Face à une situation qui échappe à tout contrôle, le gouvernement d’Haïti a décrété l’Etat d’urgence dans l’ouest du pays, où se situe Port-au-Prince, «pour une période de 72 heures renouvelable», a-t-il annoncé dans un communiqué publié le 3 mars. Pour reprendre le contrôle de la capitale, l’exécutif a également «décrété un couvre-feu sur tout ce territoire» de 20 heures à 5 heures du matin (heure locale) dans la nuit de dimanche à lundi et entre 18 heures et 5 heures (heure locale) pour les trois prochains jours.
Cette décision fait directement suite à l’attaque des deux principales prisons de l’île par des gangs armés dans la nuit de samedi à dimanche, qui ont fait au moins une dizaine de morts et ont permis à plusieurs milliers de prisonniers de s’échapper.
Reportage
Plus largement, le couvre-feu a été décrété «en raison de la dégradation sécuritaire», notamment à Port-au-Prince, «caractérisée par des actes criminels de plus en plus violents perpétrés par les gangs armés», ainsi qu’en tenant compte de «l’évasion de prisonniers dangereux», actions mettant «en péril la sécurité nationale» selon le gouvernement. «Les forces de l’ordre ont reçu l’ordre d’user de tous les moyens légaux à leur disposition en vue de faire respecter le couvre-feu et d’appréhender tous les contrevenants», ajoute le communiqué.
En tant que Premier ministre par intérim, c’est le ministre de l’Economie et des Finances de Haïti, Patrick Michel Boisvert, qui a signé le document. La semaine dernière, le Premier ministre de plein exercice décrié, Ariel Henry, était en déplacement au Kenya. Avec l’autorité de Nairobi, Ariel Henry a signé un accord pour l’envoi de policiers kényans dans l’île qui connaît une grave crise sécuritaire et humanitaire, depuis l’assassinat du président Jovenel Moïse, en 2021. Les forces de sécurité y sont dépassées par la violence des gangs.

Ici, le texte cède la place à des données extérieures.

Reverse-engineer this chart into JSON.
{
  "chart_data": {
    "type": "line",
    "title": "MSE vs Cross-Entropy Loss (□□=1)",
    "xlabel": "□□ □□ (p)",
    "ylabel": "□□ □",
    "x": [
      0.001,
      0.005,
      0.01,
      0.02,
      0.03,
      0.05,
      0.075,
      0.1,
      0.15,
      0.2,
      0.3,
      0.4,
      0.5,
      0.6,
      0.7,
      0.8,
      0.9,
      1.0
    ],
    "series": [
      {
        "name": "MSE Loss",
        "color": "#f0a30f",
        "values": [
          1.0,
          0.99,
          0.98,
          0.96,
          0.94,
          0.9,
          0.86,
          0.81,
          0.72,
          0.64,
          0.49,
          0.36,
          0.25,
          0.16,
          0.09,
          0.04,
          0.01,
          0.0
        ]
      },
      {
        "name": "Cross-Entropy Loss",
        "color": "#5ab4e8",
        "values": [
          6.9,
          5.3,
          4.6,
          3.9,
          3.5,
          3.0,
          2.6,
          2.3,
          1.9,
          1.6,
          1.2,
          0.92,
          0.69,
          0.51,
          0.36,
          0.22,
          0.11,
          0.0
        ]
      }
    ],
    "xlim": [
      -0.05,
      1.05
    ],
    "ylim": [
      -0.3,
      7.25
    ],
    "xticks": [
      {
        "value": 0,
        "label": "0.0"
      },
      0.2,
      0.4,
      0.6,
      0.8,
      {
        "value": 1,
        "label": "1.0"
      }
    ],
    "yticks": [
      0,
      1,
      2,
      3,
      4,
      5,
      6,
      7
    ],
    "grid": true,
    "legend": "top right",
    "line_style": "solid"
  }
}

Ceux-ci ont pris le contrôle de pans entiers du pays, y compris de la capitale Port-au-Prince où ils ont libéré plusieurs milliers de prisonniers samedi dans la soirée.
«Quasiment personne» en prison
Des policiers «ont tenté de repousser l’assaut des gangs criminels contre le Pénitencier national et la prison de Croix des Bouquets», a raconté le gouvernement haïtien dans le communiqué du 3 mars. «Cet assaut contre ces centres carcéraux a fait plusieurs blessés parmi les prisonniers et le personnel de l’Administration pénitentiaire», a-t-il complété.
Au moins une dizaine de personnes sont mortes lors de l’attaque du Pénitencier national de Port-au-Prince, dans la nuit de samedi à dimanche, par des gangs armés. «On a dénombré de nombreux cadavres de détenus», a déclaré dimanche à l’AFP Pierre Espérance, directeur exécutif du Réseau national de défense des droits humains (RNDDH). Ce dernier a expliqué qu’il ne restait qu’une centaine de détenus en prison ce dimanche, sur environ 3 800 avant l’attaque.
Depuis jeudi, des gangs armés s’en prennent à des sites stratégiques dans l’objectif de renverser le Premier ministre contesté, Ariel Henry. Au pouvoir depuis 2021, ce dernier aurait dû quitter ses fonctions début février.
Le gouvernement a lui dénoncé les «déchaînements de criminels lourdement armés voulant à tout prix libérer des personnes gardées, notamment pour des faits de kidnapping, de meurtres et d’autres infractions graves». Plusieurs prisonniers de droit commun, des chefs de gangs connus et des inculpés dans l’assassinat du président Jovenel Moïse étaient incarcérés au Pénitencier national, situé à quelques centaines de mètres du palais national. La Police nationale «mettra tout en œuvre pour traquer les prisonniers en fuite, arrêter les responsables de ces actes criminels et leurs complices», a martelé l’exécutif haïtien.